They all called it "cryosleep," but that was a misnomer. "Suspended animation" was far more accurate… they entered cryostasis, and everything stopped. Heartbeat, cell growth and death, and all brain function. They would wake up six hundred years later feeling as if they had only just closed their eyes. To the smallest atom, they would be unchanged by the passage of time. No muscle atrophy, no aging of any sort. No awareness of the time that passed, no dreams.

At least, that was the way it was supposed to work.

Sara Ryder dreamed.

A small, deep corner of her mind somehow continued to work, synapses firing. This strange anomaly occurred below consciousness; she wasn't aware of the passage of time, wasn't aware that she dreamed, and certainly wasn't aware enough to realize that this was wrong.

Nonetheless, she dreamt, and the emotions in her dreams stayed with her. Without her conscious mind to hold the concept of self, she lived her dreams, and had no incredulity to mar them.


He was a hunter.

He moved silently, gracefully, through the underbrush, searching for the prey that would feed his daar for the next few days. He clutched his rifle in three fingered hands, large eyes scanning the darkness of the canyon floor.

There.

He saw the motion the challyrion made before he saw the creature itself, but that didn't matter. His finger squeezed, and the animal seemed to appear from nowhere as the bolt found it's head; it fell over, and he grinned fiercely as he walked over to it.

His first solo kill, years younger than most hunters managed such a thing. Surely now, he would be accepted by his family and friends. Surely now, he had proven himself to be whole, useful, worthy, despite the crippling lack….

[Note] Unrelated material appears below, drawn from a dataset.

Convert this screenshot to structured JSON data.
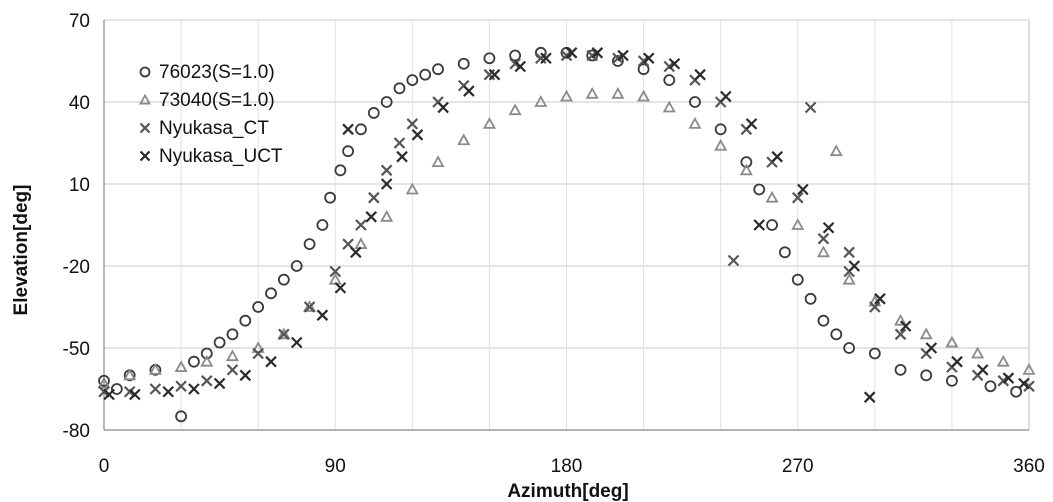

He shook the thoughts away, they had no place in this time of triumph. With a grunt, he lifted the dead challyrion, and made his way home.


He was a student.

He spent years studying every piece of history he could lay his hands on. Every written word, every recorded oral story of his people.

And finally, his hard work had paid off. He had been invited to join the sages at Mithrava, to study, to learn with them, and - perhaps - to become one of them.

His sense of pride in this accomplishment almost overwhelmed the certain knowledge of his deficiency that he had carried since childhood. Almost, but not quite. He would never be good enough, never be worthy

It didn't matter now. The crippling loneliness would only be useful now; the sages maintained a minimum of contact with the rest of society. The pressing knowledge of inadequacy had already served him well, driving him to learn more, learn faster, study longer than any of his peers.

The sages may or may not have the same ties as the rest of the angara, but they certainly didn't pursue such ties, and so surely they couldn't place such importance on them as his family did.

Perhaps, in Mithrava, he could finally forget that missing connection, and live his life without feeling that consistent absence as a wound that would not heal.

Perhaps.


The countdown dwindled.

The Hyperion came closer to waking.

There were still years left, still vast distances to cross, but the end was in sight now, and SAM waited patiently for the moment when the Pathfinder would awaken.

What should he tell the Pathfinder of Sara's dreams? He saw them more clearly than she did, she mostly just experienced the emotions. He alone kept track of the dream periods: short, disjointed flashes that came at irregular intervals for years, and the silent stretches of decades between; Sara knew nothing of those. Should he mention it, or stay silent?

In the darkness of the sleeping ship, SAM node was a single spot of light, as SAM wondered.

Slightly less than 30 years now, it didn't seem long compared to the centuries he had waited through.

Suddenly, after a long silence in the recesses of Sara's sleeping mind, a new bright emotion flared.

Hope. Try again. Maybe this time, it will come out right.

This made no sense to SAM, and the connection was quickly lost, the dream-emotion fading. He knew it would return in time, they always did. Perhaps, this time, Sara would be awake, and able to tell him what was going on. Perhaps Alec would know something about it.